Ce temps-là semble révolu.
Aujourd’hui, n’importe qui commande un gyrophare en ligne ou ailleurs, l’installe sur son véhicule et circule dans Conakry comme s’il était au-dessus de tout et de tous. Des sens interdits ? Il s’en fiche. Des lignes de circulation ? Il s’en fiche. Des autres usagers ? Il s’en fiche.
Tout cela sous l’œil impuissant de nos policiers. La raison, eux seuls peuvent nous la dire.
Le policier se tait. Et la pagaille continue.
Pendant ce temps, de pauvres taximètres voient leurs véhicules cognés. Des motocyclistes tombent. Des citoyens ordinaires subissent. Et personne ne répond de rien. Même lorsqu’ils causent des dégâts, certains ne daignent même pas s’arrêter.
Chers gouvernants, ce désordre vous appartient.

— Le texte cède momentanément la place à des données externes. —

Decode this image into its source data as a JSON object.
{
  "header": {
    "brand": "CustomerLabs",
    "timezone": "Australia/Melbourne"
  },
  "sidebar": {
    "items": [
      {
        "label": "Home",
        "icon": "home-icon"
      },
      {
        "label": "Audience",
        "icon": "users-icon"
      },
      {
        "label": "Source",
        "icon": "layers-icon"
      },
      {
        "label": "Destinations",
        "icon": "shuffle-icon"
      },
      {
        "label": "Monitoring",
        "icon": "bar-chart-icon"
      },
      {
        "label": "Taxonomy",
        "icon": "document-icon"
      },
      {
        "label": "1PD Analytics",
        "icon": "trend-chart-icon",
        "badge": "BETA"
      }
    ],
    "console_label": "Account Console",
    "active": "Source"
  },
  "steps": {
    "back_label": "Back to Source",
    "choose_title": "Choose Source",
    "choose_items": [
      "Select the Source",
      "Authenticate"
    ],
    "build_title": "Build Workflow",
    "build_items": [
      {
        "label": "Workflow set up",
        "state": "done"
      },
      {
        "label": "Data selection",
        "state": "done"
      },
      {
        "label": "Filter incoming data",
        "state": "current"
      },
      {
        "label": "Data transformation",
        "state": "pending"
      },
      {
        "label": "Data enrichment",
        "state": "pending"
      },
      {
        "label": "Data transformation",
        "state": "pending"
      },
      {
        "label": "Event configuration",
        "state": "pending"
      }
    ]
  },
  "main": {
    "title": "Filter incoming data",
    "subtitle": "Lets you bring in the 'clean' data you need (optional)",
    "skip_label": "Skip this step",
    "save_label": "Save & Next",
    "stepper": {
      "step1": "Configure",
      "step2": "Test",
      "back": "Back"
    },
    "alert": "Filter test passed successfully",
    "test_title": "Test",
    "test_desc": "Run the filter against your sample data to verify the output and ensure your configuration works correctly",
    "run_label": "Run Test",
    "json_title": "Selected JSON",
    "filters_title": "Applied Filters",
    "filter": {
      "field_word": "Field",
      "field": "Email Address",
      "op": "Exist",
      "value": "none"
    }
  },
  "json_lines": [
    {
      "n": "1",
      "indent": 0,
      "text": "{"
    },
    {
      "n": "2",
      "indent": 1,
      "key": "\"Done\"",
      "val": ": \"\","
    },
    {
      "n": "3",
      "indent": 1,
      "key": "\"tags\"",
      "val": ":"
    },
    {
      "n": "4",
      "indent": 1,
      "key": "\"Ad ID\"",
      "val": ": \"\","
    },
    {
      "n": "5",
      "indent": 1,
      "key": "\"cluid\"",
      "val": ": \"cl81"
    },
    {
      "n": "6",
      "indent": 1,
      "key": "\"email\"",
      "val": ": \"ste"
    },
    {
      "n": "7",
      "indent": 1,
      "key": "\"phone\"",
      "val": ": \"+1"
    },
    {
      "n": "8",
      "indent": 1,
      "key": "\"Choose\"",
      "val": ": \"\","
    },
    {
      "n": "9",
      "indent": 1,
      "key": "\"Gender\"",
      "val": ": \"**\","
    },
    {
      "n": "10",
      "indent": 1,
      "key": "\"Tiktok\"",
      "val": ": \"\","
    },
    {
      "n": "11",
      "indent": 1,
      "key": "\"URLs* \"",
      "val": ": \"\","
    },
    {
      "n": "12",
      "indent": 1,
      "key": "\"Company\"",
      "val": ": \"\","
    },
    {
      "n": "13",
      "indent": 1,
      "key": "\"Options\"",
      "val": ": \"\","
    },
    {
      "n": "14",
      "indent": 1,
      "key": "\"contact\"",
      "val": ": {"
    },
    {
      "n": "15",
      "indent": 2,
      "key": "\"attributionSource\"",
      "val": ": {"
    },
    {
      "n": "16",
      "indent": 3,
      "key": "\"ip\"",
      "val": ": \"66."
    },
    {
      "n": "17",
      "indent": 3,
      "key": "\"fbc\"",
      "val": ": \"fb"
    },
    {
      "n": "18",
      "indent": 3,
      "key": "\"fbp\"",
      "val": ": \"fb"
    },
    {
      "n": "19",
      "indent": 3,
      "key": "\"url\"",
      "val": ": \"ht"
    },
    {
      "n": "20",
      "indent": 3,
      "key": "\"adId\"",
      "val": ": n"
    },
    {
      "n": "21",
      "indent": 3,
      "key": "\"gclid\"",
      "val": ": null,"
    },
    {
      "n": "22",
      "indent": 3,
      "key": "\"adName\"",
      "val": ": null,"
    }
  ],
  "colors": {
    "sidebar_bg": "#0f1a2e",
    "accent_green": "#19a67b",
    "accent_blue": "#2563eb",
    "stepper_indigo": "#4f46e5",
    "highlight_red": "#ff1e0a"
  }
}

Pas parce que vous l’avez voulu, mais parce que vous le tolérez. Et ce qu’on tolère finit toujours par s’installer comme une norme.
L’ami du Président n’est pas le Président. Le petit du ministre n’est pas le ministre. Et posséder un gyrophare ne confère aucune prérogative légale à un simple particulier.
Si rien n’est fait rapidement, croyez-moi, bientôt tout le monde sera porteur de gyrophares. Parce qu’à la fin, tout le monde est pressé. Et si la règle ne s’applique pas à certains, elle finira par ne plus s’appliquer à personne.
Donnez un sens aux règles. Donnez un sens aux prérogatives légales. Donnez à chaque citoyen la conscience de sa place dans cette société.
Ce n’est pas une demande extravagante. C’est le minimum d’un État qui fonctionne.